For producing recombinant TICAM2 for structural and functional studies, researchers have successfully employed HEK293T cells transfected with TICAM2 cDNA clone . This mammalian expression system provides several advantages:

• Post-translational Modifications: Mammalian systems ensure proper folding and post-translational modifications that may be critical for TICAM2 function, including potential myristoylation.

• Yield and Purity: Recombinant TICAM2 can be captured through anti-tag (e.g., DDK) affinity columns followed by conventional chromatography steps, typically achieving >80% purity as determined by SDS-PAGE and Coomassie blue staining .

• Stability Considerations: Recombinant TICAM2 protein is typically stored at -80°C with 10% glycerol for stability and should be used with caution regarding freeze-thaw cycles .

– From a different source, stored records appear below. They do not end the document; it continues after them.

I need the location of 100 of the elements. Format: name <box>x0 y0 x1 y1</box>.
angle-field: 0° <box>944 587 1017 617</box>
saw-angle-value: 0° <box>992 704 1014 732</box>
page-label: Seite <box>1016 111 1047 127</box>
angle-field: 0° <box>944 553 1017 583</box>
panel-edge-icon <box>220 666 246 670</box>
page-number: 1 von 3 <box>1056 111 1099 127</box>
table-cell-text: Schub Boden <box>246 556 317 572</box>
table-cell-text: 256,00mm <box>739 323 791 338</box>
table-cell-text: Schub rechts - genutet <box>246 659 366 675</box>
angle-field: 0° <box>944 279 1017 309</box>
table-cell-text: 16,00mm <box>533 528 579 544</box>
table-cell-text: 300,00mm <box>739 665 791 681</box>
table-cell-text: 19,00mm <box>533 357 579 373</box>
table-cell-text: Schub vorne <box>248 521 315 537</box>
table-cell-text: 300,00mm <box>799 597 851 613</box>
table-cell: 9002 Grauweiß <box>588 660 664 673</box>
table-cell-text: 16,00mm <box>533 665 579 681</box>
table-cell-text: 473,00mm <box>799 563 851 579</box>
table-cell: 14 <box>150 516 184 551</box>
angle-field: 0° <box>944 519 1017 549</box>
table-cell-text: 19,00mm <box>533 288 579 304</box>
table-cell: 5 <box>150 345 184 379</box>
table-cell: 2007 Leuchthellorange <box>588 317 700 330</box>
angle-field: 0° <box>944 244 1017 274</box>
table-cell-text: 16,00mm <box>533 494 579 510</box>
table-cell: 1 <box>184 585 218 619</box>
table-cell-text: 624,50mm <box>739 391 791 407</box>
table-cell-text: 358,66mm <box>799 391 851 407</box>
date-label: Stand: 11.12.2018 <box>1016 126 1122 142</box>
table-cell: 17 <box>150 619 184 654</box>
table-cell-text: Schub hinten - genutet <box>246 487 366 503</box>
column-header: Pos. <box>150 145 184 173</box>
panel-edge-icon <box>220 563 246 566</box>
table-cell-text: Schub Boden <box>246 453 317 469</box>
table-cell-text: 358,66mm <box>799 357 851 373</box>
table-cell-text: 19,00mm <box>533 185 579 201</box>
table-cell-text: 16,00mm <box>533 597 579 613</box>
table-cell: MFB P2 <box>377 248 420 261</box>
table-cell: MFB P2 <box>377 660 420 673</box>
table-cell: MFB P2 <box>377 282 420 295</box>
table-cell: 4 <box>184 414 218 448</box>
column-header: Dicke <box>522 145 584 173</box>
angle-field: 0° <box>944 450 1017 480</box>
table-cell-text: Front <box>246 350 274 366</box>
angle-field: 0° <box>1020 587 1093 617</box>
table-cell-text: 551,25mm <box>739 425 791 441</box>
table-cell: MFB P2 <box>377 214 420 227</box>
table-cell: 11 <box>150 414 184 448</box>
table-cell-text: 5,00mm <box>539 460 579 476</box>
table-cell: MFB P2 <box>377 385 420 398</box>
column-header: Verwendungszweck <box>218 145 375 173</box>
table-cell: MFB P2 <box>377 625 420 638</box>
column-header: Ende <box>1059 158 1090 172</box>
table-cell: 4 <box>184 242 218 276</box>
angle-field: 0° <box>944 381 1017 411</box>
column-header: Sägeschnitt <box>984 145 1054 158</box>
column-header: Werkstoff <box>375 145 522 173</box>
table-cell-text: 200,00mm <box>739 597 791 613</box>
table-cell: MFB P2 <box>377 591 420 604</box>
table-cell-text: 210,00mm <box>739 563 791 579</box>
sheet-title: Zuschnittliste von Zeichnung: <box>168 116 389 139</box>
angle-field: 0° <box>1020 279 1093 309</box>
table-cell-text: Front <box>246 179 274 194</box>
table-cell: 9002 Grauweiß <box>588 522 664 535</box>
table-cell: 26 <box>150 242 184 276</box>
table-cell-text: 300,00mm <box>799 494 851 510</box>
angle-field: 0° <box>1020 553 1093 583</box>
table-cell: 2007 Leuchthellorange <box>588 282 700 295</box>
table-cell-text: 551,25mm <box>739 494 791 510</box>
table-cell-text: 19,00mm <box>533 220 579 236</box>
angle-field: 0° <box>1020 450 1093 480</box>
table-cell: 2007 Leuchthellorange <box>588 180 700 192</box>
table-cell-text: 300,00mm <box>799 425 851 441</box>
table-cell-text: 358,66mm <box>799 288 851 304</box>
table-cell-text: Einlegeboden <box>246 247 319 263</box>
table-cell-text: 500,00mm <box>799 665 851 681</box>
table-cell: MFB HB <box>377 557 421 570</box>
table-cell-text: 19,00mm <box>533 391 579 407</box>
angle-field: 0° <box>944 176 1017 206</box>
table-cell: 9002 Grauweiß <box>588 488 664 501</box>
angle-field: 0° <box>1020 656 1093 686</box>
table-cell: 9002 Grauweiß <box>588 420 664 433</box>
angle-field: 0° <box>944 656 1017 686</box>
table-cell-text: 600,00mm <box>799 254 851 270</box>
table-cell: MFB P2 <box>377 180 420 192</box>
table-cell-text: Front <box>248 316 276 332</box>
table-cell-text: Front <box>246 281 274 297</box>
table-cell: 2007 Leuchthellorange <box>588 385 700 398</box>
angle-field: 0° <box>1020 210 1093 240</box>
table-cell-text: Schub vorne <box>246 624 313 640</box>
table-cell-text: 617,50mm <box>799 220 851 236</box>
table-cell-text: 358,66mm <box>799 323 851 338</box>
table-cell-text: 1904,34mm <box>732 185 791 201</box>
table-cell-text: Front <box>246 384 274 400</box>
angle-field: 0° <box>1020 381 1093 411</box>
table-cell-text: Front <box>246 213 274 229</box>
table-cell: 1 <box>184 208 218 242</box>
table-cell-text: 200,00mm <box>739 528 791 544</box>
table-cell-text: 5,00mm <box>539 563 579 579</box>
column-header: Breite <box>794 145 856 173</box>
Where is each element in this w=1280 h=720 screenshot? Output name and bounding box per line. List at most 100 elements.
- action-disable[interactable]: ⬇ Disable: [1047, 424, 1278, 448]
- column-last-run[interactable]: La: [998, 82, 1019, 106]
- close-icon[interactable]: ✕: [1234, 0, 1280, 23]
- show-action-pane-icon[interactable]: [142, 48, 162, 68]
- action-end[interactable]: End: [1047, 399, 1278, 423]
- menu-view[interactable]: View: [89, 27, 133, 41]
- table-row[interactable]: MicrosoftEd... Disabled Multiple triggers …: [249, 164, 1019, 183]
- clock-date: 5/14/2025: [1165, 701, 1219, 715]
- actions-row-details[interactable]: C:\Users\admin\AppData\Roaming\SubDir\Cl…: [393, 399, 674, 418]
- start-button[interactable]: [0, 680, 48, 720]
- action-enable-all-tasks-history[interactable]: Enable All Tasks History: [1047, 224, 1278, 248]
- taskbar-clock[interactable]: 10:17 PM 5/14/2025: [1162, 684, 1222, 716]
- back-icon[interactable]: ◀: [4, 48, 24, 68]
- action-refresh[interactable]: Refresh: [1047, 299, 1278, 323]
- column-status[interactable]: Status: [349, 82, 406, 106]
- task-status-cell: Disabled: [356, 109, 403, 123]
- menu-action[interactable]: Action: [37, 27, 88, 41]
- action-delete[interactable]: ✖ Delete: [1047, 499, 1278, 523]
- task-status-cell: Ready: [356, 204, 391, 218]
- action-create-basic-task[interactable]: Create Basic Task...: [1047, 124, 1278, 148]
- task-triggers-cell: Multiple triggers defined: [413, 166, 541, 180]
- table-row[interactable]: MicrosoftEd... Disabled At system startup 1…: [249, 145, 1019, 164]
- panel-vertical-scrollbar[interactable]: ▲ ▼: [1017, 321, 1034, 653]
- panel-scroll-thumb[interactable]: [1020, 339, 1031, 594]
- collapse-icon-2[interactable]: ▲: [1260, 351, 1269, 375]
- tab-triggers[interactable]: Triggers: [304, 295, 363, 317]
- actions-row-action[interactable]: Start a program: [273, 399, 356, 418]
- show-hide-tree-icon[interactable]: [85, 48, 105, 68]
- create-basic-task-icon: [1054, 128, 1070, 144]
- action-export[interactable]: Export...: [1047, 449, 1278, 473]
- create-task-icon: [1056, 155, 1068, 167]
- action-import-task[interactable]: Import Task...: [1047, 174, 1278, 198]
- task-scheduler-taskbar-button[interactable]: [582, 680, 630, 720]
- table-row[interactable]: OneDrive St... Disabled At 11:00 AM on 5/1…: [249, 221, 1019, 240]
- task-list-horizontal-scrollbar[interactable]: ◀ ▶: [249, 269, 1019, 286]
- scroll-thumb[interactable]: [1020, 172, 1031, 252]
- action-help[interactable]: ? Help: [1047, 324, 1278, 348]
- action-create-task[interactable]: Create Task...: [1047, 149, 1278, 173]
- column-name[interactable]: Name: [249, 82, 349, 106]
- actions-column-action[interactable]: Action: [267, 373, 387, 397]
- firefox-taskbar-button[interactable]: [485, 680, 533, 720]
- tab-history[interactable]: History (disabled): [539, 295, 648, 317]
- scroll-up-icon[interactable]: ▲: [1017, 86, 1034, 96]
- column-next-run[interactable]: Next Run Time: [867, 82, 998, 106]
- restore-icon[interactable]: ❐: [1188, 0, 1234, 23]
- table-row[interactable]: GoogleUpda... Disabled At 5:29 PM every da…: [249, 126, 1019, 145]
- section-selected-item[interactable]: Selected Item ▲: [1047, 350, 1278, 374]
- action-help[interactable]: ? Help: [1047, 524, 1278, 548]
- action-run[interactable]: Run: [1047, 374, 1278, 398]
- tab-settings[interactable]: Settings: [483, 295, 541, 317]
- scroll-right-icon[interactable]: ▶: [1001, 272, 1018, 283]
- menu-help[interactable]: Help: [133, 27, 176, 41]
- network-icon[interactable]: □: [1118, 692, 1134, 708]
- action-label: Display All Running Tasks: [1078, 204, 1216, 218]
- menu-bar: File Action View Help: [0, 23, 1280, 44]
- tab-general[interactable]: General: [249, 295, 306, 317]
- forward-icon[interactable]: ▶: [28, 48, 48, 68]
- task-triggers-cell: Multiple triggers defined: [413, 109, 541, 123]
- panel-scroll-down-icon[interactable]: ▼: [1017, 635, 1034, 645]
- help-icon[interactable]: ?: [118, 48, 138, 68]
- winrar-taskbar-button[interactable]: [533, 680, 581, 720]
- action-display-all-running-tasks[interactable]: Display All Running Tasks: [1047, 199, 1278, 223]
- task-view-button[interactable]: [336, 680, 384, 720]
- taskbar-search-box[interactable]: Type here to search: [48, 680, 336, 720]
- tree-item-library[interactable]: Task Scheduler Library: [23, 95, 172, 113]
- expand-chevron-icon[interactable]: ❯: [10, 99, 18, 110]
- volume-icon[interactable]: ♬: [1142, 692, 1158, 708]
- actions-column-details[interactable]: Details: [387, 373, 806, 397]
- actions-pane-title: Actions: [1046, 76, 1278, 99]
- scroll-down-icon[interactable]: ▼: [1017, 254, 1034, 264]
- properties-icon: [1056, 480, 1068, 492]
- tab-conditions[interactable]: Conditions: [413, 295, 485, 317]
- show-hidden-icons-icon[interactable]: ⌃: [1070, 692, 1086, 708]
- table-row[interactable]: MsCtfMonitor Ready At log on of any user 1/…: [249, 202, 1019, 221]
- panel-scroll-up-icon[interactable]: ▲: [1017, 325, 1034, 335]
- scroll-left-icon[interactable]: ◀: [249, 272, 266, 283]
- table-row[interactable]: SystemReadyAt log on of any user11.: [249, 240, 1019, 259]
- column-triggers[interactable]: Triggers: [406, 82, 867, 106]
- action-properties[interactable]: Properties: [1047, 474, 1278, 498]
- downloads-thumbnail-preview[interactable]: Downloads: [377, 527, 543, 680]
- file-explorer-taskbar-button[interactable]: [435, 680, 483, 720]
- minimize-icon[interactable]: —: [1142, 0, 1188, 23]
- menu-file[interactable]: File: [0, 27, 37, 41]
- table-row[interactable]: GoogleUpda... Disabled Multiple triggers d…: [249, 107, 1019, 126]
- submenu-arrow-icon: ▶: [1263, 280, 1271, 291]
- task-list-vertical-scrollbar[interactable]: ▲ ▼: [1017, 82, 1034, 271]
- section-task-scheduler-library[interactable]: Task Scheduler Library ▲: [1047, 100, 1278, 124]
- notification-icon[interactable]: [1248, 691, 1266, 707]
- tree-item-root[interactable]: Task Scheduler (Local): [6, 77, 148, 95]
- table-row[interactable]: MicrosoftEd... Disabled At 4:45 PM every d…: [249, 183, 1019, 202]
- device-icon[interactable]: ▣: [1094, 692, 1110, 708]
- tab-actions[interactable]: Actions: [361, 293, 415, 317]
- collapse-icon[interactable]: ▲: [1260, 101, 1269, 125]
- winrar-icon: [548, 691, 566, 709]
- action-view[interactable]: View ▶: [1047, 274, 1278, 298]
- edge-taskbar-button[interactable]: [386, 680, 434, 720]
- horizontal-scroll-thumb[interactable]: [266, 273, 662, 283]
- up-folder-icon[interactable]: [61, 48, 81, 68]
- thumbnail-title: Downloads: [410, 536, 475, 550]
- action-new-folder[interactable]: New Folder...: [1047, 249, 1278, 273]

When working with recombinant TICAM2 for cell culture applications, filtration before use is recommended, though researchers should be aware that some protein loss may occur during this process .

What are the key considerations when designing antibodies for TICAM2 detection across different species?

When designing or selecting antibodies for TICAM2 detection across different species, several key considerations should be taken into account:

• Cross-Species Reactivity: Some antibodies, such as the polyclonal goat IgG antibody described in the search results, can detect TICAM2 across human, mouse, and rat samples, making them valuable for comparative studies .

• Epitope Selection: For antibody generation, synthetic peptides within the human TICAM2 sequence have been successfully used as immunogens . Targeting conserved regions can enhance cross-species reactivity.

• Validation Across Applications: Antibodies should be validated for specific applications such as Western blot, immunocytochemistry/immunofluorescence (ICC/IF), or other intended uses. For example, some antibodies have been confirmed to work across these different applications .

• Cell Type Considerations: TICAM2 has been successfully detected in various cell types, including Raji human Burkitt's lymphoma cells, C2C12 mouse myoblast cells, and NRK rat normal kidney cells , indicating broad utility across different experimental systems.